Another major macroeconomic indicator of a country’s economy is employment data. Most investors focus on total unemployment and employment rates, which are key indicators.
People who are already working are considered employed, while people who are looking for but have not found work, except retirees, students, and those who have given up on finding a job, are referred to as unemployed.
Unemployment occurs because of the change in the economy due to the allocation of resources. This depends on what people are purchasing. Some companies run out of business but other businesses, which manufacture products that are in demand, expand vigorously. This forces the labour to shift from losing to winning business; however, the process is not instantaneous. Some people also stop working as employees by choice.

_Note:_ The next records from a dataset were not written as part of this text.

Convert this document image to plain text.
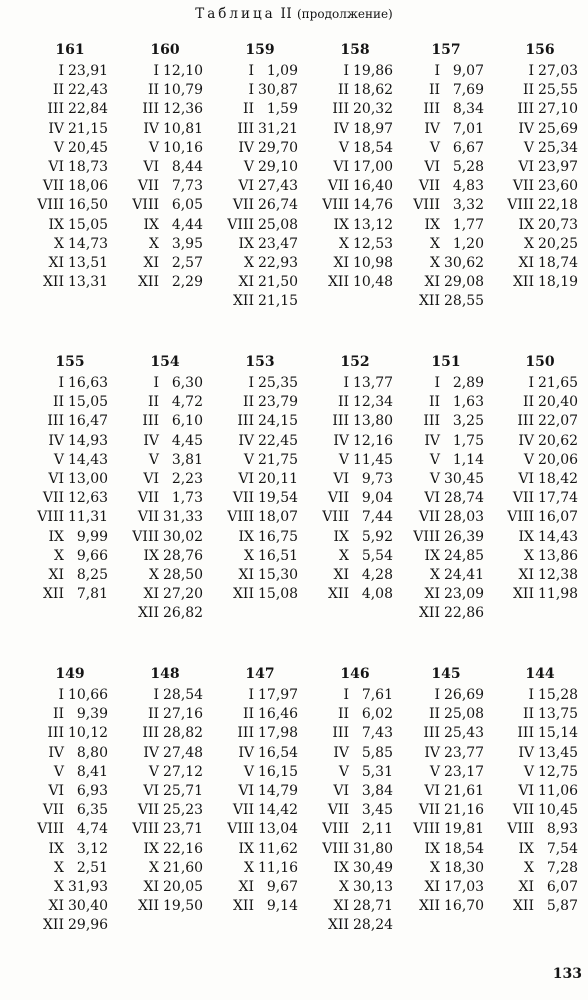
Таблица II (продолжение)
161
I 23,91
II 22,43
III 22,84
IV 21,15
V 20,45
VI 18,73
VII 18,06
VIII 16,50
IX 15,05
X 14,73
XI 13,51
XII 13,31
160
I 12,10
II 10,79
III 12,36
IV 10,81
V 10,16
VI 8,44
VII 7,73
VIII 6,05
IX 4,44
X 3,95
XI 2,57
XII 2,29
159
I 1,09
I 30,87
II 1,59
III 31,21
IV 29,70
V 29,10
VI 27,43
VII 26,74
VIII 25,08
IX 23,47
X 22,93
XI 21,50
XII 21,15
158
I 19,86
II 18,62
III 20,32
IV 18,97
V 18,54
VI 17,00
VII 16,40
VIII 14,76
IX 13,12
X 12,53
XI 10,98
XII 10,48
157
I 9,07
II 7,69
III 8,34
IV 7,01
V 6,67
VI 5,28
VII 4,83
VIII 3,32
IX 1,77
X 1,20
X 30,62
XI 29,08
XII 28,55
156
I 27,03
II 25,55
III 27,10
IV 25,69
V 25,34
VI 23,97
VII 23,60
VIII 22,18
IX 20,73
X 20,25
XI 18,74
XII 18,19
155
I 16,63
II 15,05
III 16,47
IV 14,93
V 14,43
VI 13,00
VII 12,63
VIII 11,31
IX 9,99
X 9,66
XI 8,25
XII 7,81
154
I 6,30
II 4,72
III 6,10
IV 4,45
V 3,81
VI 2,23
VII 1,73
VII 31,33
VIII 30,02
IX 28,76
X 28,50
XI 27,20
XII 26,82
153
I 25,35
II 23,79
III 24,15
IV 22,45
V 21,75
VI 20,11
VII 19,54
VIII 18,07
IX 16,75
X 16,51
XI 15,30
XII 15,08
152
I 13,77
II 12,34
III 13,80
IV 12,16
V 11,45
VI 9,73
VII 9,04
VIII 7,44
IX 5,92
X 5,54
XI 4,28
XII 4,08
151
I 2,89
II 1,63
III 3,25
IV 1,75
V 1,14
V 30,45
VI 28,74
VII 28,03
VIII 26,39
IX 24,85
X 24,41
XI 23,09
XII 22,86
150
I 21,65
II 20,40
III 22,07
IV 20,62
V 20,06
VI 18,42
VII 17,74
VIII 16,07
IX 14,43
X 13,86
XI 12,38
XII 11,98
149
I 10,66
II 9,39
III 10,12
IV 8,80
V 8,41
VI 6,93
VII 6,35
VIII 4,74
IX 3,12
X 2,51
X 31,93
XI 30,40
XII 29,96
148
I 28,54
II 27,16
III 28,82
IV 27,48
V 27,12
VI 25,71
VII 25,23
VIII 23,71
IX 22,16
X 21,60
XI 20,05
XII 19,50
147
I 17,97
II 16,46
III 17,98
IV 16,54
V 16,15
VI 14,79
VII 14,42
VIII 13,04
IX 11,62
X 11,16
XI 9,67
XII 9,14
146
I 7,61
II 6,02
III 7,43
IV 5,85
V 5,31
VI 3,84
VII 3,45
VIII 2,11
VIII 31,80
IX 30,49
X 30,13
XI 28,71
XII 28,24
145
I 26,69
II 25,08
III 25,43
IV 23,77
V 23,17
VI 21,61
VII 21,16
VIII 19,81
IX 18,54
X 18,30
XI 17,03
XII 16,70
144
I 15,28
II 13,75
III 15,14
IV 13,45
V 12,75
VI 11,06
VII 10,45
VIII 8,93
IX 7,54
X 7,28
XI 6,07
XII 5,87
133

This implies the perennial existence of a certain level of unemployment in an economic structure. This perennial unemployment is often called a natural level of unemployment. Below this natural level, any figure forms conditions that may drive up inflation.
For the US economy, there is always some debate about what the natural level of unemployment is. This is because it eventually changes as the nature of an economy changes. The natural level of unemployment was estimated at around 6% for the majority of the 1980s. Currently, it is valued at 4%–5% by most economists.

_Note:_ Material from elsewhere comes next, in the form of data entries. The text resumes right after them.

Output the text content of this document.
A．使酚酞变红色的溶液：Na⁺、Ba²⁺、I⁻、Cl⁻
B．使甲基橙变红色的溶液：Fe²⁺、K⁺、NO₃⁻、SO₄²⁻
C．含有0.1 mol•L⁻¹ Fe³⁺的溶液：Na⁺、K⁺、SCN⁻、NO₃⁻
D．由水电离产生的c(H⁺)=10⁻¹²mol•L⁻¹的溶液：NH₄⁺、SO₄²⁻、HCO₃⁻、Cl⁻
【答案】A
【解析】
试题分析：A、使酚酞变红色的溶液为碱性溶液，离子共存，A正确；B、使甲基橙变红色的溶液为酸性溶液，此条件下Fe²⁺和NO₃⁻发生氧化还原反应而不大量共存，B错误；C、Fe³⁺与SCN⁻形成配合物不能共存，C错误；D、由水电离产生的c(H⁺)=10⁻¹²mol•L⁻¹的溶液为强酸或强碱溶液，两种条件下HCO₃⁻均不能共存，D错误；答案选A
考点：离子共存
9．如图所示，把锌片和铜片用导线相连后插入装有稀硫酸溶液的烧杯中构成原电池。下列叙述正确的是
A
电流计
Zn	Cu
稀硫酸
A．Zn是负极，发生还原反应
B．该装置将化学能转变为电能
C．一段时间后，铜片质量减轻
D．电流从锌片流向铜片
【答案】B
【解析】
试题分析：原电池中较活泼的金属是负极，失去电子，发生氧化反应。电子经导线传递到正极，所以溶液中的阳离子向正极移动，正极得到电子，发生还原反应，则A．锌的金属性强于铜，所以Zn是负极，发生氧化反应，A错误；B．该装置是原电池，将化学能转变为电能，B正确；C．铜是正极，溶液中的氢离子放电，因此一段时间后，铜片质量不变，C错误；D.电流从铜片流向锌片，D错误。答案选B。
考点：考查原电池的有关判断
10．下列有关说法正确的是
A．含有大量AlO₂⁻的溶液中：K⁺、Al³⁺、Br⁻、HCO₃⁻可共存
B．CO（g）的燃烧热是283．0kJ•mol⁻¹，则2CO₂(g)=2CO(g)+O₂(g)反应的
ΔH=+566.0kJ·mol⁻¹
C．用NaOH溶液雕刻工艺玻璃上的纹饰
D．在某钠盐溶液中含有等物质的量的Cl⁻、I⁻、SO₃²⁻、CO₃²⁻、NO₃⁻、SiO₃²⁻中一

What could be the reasons behind this change? Well, it is probably because of temporary staffing companies connecting employers with job seekers, elderly people being fully employed, and doubling the population in prisons that ultimately eliminates everyone who tends to be unemployed.
Several components can be used to determine each macroeconomic indicator, and in a few instances, they all point in the same direction. Each of these macroeconomic indicators is closely related, which makes it more complicated.
Moreover, there are several safeguards and institutions within an economy that are created to increase or mitigate these impacts, which should also be considered.
Together, GDP, inflation, and employment data exert a notable impact on the stock market. The three are closely related and a change in even one of these microeconomic factors can have a substantial trickle-down effect. Additionally, since interpretation is an art as much as it is a science, it can also be helpful to try and seek the original source reports.